Excellent examples. There is nothing wrong with way you have done it and the modular approach is a good one but to gain execution speed it is sometimes necessary to sacrifice modularity.

Looking at the HSPI and PEEKSFR versions it seems there could be some increase in speed to be gained from in-lining the gosub calls to 'disableblockprotection' and 'writeenable', and worth that at least in the more commonly used routines like 'writesinglebyte' or 'readsinglebyte'. As 'wvar1' is a word variable there is no need to split it explicitly into two bytes and some of the high/low 'NSELRAM' changes could probably be optimised away.

Such speed gains would probably apply to the others as well but would make for a smaller percentage increase in speed.
 

srnet

Senior Member
There is nothing wrong with way you have done it and the modular approach is a good one but to gain execution speed it is sometimes necessary to sacrifice modularity.
Rather than optimise for each method, I stuck to the same general structure so I could get a reasonable comparison of the speed of the various options.
 

srnet

Senior Member
Another method could be to use a HCMOS 4051 to mux the PICAXE outputs (if it is master).
Well, yes I did think to try the analogue switch method.

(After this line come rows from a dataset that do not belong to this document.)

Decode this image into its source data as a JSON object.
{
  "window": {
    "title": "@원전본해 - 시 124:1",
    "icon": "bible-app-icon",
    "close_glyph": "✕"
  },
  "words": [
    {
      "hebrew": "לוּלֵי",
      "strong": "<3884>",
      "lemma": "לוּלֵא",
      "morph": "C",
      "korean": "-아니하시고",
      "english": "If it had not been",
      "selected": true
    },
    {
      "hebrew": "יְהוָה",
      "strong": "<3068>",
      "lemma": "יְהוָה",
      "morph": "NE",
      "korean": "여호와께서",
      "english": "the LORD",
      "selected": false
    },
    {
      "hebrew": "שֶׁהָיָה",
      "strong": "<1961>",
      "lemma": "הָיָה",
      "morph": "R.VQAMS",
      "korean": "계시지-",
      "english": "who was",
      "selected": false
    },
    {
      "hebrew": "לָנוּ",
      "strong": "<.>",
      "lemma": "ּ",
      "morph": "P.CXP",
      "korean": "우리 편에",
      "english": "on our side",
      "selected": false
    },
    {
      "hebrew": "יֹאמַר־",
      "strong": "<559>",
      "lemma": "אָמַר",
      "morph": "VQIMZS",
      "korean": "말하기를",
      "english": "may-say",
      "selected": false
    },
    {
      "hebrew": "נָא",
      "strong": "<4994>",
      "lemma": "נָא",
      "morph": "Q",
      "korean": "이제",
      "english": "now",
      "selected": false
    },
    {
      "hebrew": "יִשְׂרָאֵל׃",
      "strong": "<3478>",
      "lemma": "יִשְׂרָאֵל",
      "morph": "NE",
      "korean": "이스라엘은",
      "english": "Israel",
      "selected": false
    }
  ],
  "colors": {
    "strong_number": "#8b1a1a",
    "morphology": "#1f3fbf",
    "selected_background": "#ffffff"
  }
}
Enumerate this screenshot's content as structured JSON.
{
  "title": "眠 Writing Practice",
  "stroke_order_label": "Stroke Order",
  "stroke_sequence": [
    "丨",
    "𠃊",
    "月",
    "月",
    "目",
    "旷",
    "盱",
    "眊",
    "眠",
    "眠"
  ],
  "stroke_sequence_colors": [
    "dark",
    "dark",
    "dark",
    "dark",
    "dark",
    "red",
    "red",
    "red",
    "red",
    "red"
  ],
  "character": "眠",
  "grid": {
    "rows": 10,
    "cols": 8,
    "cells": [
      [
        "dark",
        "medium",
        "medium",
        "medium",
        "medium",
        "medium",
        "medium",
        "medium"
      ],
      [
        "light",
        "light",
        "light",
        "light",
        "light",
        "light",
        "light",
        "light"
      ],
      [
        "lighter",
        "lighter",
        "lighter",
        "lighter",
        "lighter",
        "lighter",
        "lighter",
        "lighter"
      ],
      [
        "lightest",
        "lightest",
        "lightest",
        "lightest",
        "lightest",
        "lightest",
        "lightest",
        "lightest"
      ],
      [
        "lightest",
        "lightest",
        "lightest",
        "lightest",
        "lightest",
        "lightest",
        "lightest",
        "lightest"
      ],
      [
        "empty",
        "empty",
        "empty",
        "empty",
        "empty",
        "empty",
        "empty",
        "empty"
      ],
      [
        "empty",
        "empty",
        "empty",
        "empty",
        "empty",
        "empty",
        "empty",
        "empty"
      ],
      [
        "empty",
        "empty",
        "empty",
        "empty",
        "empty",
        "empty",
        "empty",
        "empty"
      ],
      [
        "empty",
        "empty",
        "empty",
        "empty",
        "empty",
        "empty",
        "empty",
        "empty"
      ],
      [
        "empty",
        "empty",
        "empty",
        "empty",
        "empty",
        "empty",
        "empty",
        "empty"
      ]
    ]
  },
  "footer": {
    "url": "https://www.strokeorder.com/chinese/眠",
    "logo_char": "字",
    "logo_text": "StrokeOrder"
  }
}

Whilst an analogue switch did isolate the I2C side and prevent any corruption, the flash memory on the SPI side was all over the place with lots of errors when the clock line was connected to the analogue switch.

(and yes I do have a scope)
 

Morganl

Senior Member
Use the third switch in 4051 to ground the clock to SPI cirquit when I2C is selected.

Anyhow, your method means one one IC less :)
 

srnet

Senior Member
Use the third switch in 4051 to ground the clock to SPI cirquit when I2C is selected.
It was the fact that the clock line (from the PICAXE) was connected to the analogue switch in the first place that was the cause of the problem.

There would be no need to ground the clock to the SPI device when I2C was in use anyway, as the SPI device is made in-acative via its select line.

The analogue switch method, switching off the data and clock line did prevent the I2C being corrupted however, whilst at the same time there were no errors writing and reading to a I2C RAM device.

Anyhow, your method means one one IC less
And simpler too, if your sharing the SPI\I2C hardware in this way, you would need to re-issue the SPI and I2C setup commands all the time.